OVER the forthcoming weeks and months there will be no shortage of moments at Celtic Park where viewers of a nervous disposition would be best advised to look away from the action. While a key part of Brendan Rodgers’ managerial modus operandi revolves around defending with the ball, employing a goalkeeper as a sweeper keeper and encouraging him to knit possession together with a series of fearless short and long passes, such tactics will be tested to the full by the high pressing favoured by almost all top European sides, including Bayern Munich, Paris St Germain and Anderlecht.
As such, St Johnstone on Saturday was as good a beginners’ guide as any to what Celtic supporters are likely to be subjected to on Champions League nights. In addition to effectively fielding two right backs in a bid to hamper the Parkhead side’s generally unstoppable left flank, the wily Tommy Wright committed plenty of his men into advanced areas in a bid to catch the Celtic backline out.
The ploy succeeded in generating a mistake from Craig Gordon which led directly to the Perth side’s bizarre opening goal, tucked in nonchalantly by Steven MacLean, who wrongly thought he was offside at the time, and took the visitors within nine minutes of ending Celtic’s invincible domestic run. The tactic caused enough anxiety to transmit itself from the Parkhead stands for Rodgers to issue one of his occasional post-match reprimands, a plea for patience echoed almost word for word by his skipper Scott Brown.
“We play our game no matter what,” said the Celtic captain. “It’s hard to listen to fans during the game because we are too busy being focused on keeping the ball down and trying to play attractive football. That’s what the teams do in European football and that’s what we’re going to find in the next few weeks against top teams in the world. You don’t just kick it long and play the percentage game. That’s the old-style Scottish football. We’re trying to bring in a proper European culture.”
It isn’t strictly correct to say that Celtic under Rodgers don’t play percentage football. What they do is back their own abilities and 99% of the time they get away with it. It may have cost them a goal on Saturday but then just think how many goals such tactics have harvested too. Having equalised through Callum McGregor with nine minutes remaining, the only real surprises on Saturday were the slow, laboured start the home side made - a nine-minute lay-off for a nasty head knock to St Johnstone’s Murray Davidson didn’t help - and the fact they couldn’t get the winning goal, twice hitting the bar in the closing stages.
“It’s risky, but that’s why we play good football,” added Brown. “That’s what we practice every day in training. Craigy builds it and we pass it instead of just pinging balls up the park long to Leigh. There’s not a lot of height in the team, so we need to play that way.
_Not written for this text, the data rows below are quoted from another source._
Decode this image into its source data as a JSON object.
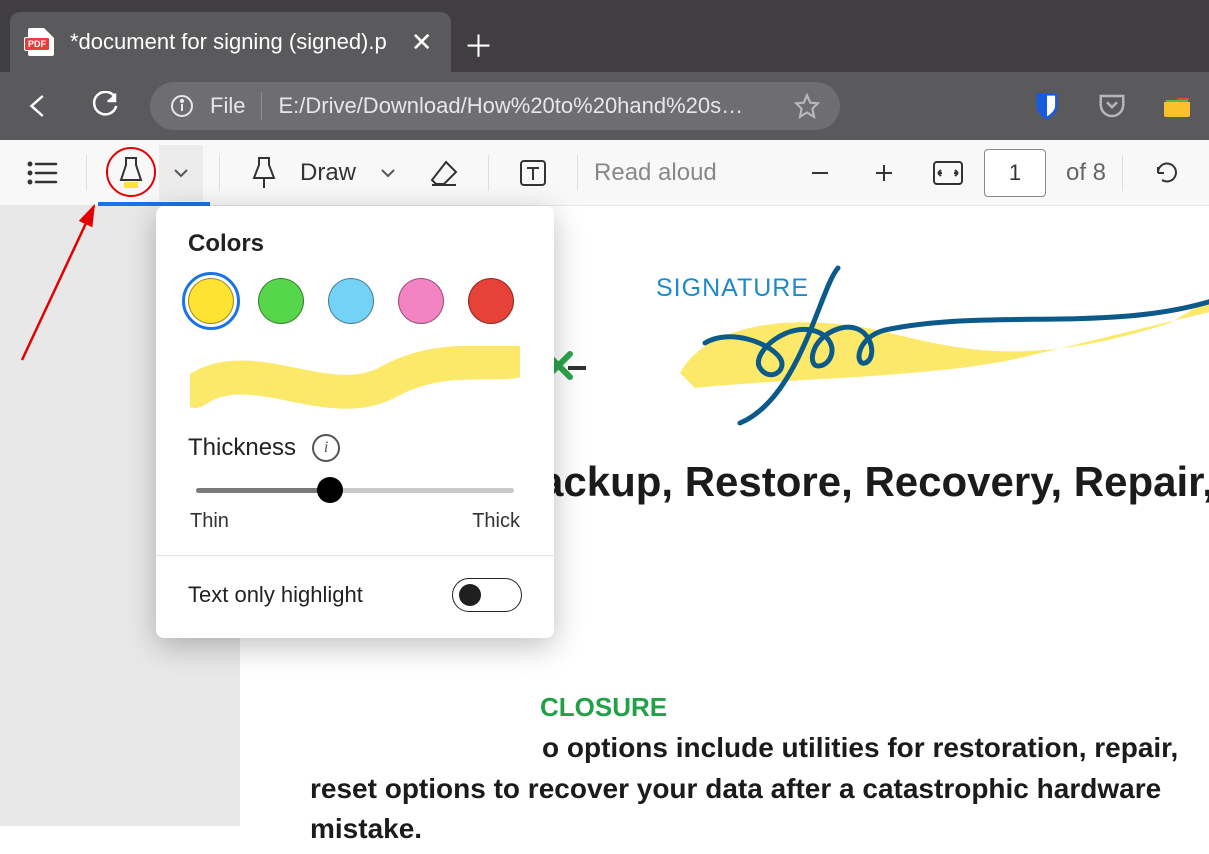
{
  "browser": {
    "tab_title": "*document for signing (signed).p",
    "url_scheme_label": "File",
    "url_path": "E:/Drive/Download/How%20to%20hand%20s…"
  },
  "toolbar": {
    "draw_label": "Draw",
    "read_aloud_label": "Read aloud",
    "page_current": "1",
    "page_total_label": "of 8"
  },
  "popup": {
    "colors_heading": "Colors",
    "thickness_heading": "Thickness",
    "thin_label": "Thin",
    "thick_label": "Thick",
    "toggle_label": "Text only highlight",
    "toggle_state": false,
    "selected_color_index": 0,
    "colors": [
      {
        "name": "yellow",
        "hex": "#ffe333"
      },
      {
        "name": "green",
        "hex": "#56d64a"
      },
      {
        "name": "lightblue",
        "hex": "#74d2f7"
      },
      {
        "name": "pink",
        "hex": "#f383c3"
      },
      {
        "name": "red",
        "hex": "#e64238"
      }
    ],
    "thickness_value": 42
  },
  "document": {
    "signature_label": "SIGNATURE",
    "heading_partial": "ackup, Restore, Recovery, Repair, R",
    "section_label_partial": "CLOSURE",
    "paragraph_line1_partial": "o options include utilities for restoration, repair,",
    "paragraph_line2": "reset options to recover your data after a catastrophic hardware",
    "paragraph_line3": "mistake."
  }
}
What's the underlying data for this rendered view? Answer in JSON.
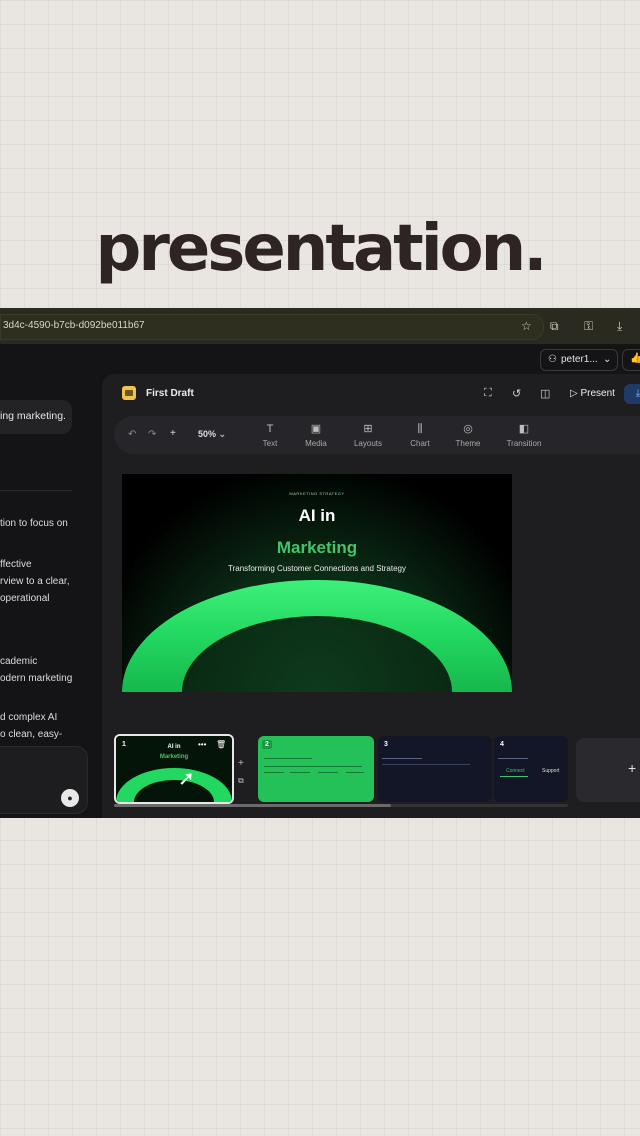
{
  "headline": "presentation.",
  "browser": {
    "url": "3d4c-4590-b7cb-d092be011b67",
    "icons": [
      "star-icon",
      "puzzle-icon",
      "key-icon",
      "download-icon"
    ]
  },
  "topbar": {
    "user": "peter1...",
    "user_icon": "user-icon",
    "chevron": "chevron-down-icon",
    "like_icon": "thumbs-up-icon"
  },
  "chat": {
    "bubble": "ing marketing.",
    "lines": [
      "tion to focus on",
      "ffective",
      "rview to a clear,",
      "operational",
      "cademic",
      "odern marketing",
      "d complex AI",
      "o clean, easy-"
    ],
    "mic_icon": "mic-icon"
  },
  "editor": {
    "doc_title": "First Draft",
    "present_label": "Present",
    "zoom": "50%",
    "tools": [
      {
        "glyph": "T",
        "label": "Text"
      },
      {
        "glyph": "▣",
        "label": "Media"
      },
      {
        "glyph": "⊞",
        "label": "Layouts"
      },
      {
        "glyph": "⫼",
        "label": "Chart"
      },
      {
        "glyph": "◎",
        "label": "Theme"
      },
      {
        "glyph": "◧",
        "label": "Transition"
      }
    ]
  },
  "slide": {
    "eyebrow": "MARKETING STRATEGY",
    "title_line1": "AI in",
    "title_line2": "Marketing",
    "subtitle": "Transforming Customer Connections and Strategy",
    "accent": "#1fd35b"
  },
  "filmstrip": {
    "thumbs": [
      {
        "num": "1",
        "t1": "AI in",
        "t2": "Marketing"
      },
      {
        "num": "2"
      },
      {
        "num": "3"
      },
      {
        "num": "4",
        "a": "Connect",
        "b": "Support"
      }
    ],
    "add_label": "+",
    "scroll_fraction": 0.61
  }
}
Things like losing the goal on Saturday happen. We could all have been in better positions and could all have been more aware of where we were, but St Johnstone took their chance well.
Celtic’s usual Scotland squadron - minus Saturday’s goal hero, of course - have international week to get out of the way first, but already minds are focused on an epic first Champions League outing again big spending Paris St Germain and Brown’s sometime nemesis Neymar. The Brazilian was on the target in the 7-0 rout against Barcelona at this stage last season but Celtic have no intention of allowing history to repeat itself on September 12. “That’s a group which will be hard to get out of, but we want to try and get European football after Christmas,” said Brown. “The first game is really important and we’ll try to bed ourselves in. We know what happened last year. We started with a 7-0 defeat against Barcelona and kicked on after that, but we don’t want the same thing to happen again this season. It’s 11 vs 11. Neymar is just another player to face.”
Good news for Scotland supporters, as well as Celtic fans, resided in an energetic second-half display from Stuart Armstrong, his happily-resolved contract dispute apparently forgotten. “Maybe he was affected, but Stu’s a very intelligent boy,” said Brown. “He wanted to stay here and he wants to play for Scotland. He showed his qualities in the second-half against St Johnstone. He brings the legs now and I just sit in and tell him where to run!”
Particularly delighted with taking a point back to Perth was 20-year-old Aaron Comrie, who showed flashes of potential on his first start - even if he ended the day with fresh stitches in a head wound after his part in the first-minute collision which left Davidson unable to continue. His happiness owed in part to the fact that he was released by Celtic as a 17-year-old, having been a team-mate of Kieran Tierney in the Parkhead youth ranks.
“The last 15 minutes was relentless,” he said. “I felt fine til then. Every time he [Scott Sinclair] was getting the ball I was thinking ‘oh no’. At a club like Celtic there’s always boys coming through so there’s no hard feelings.”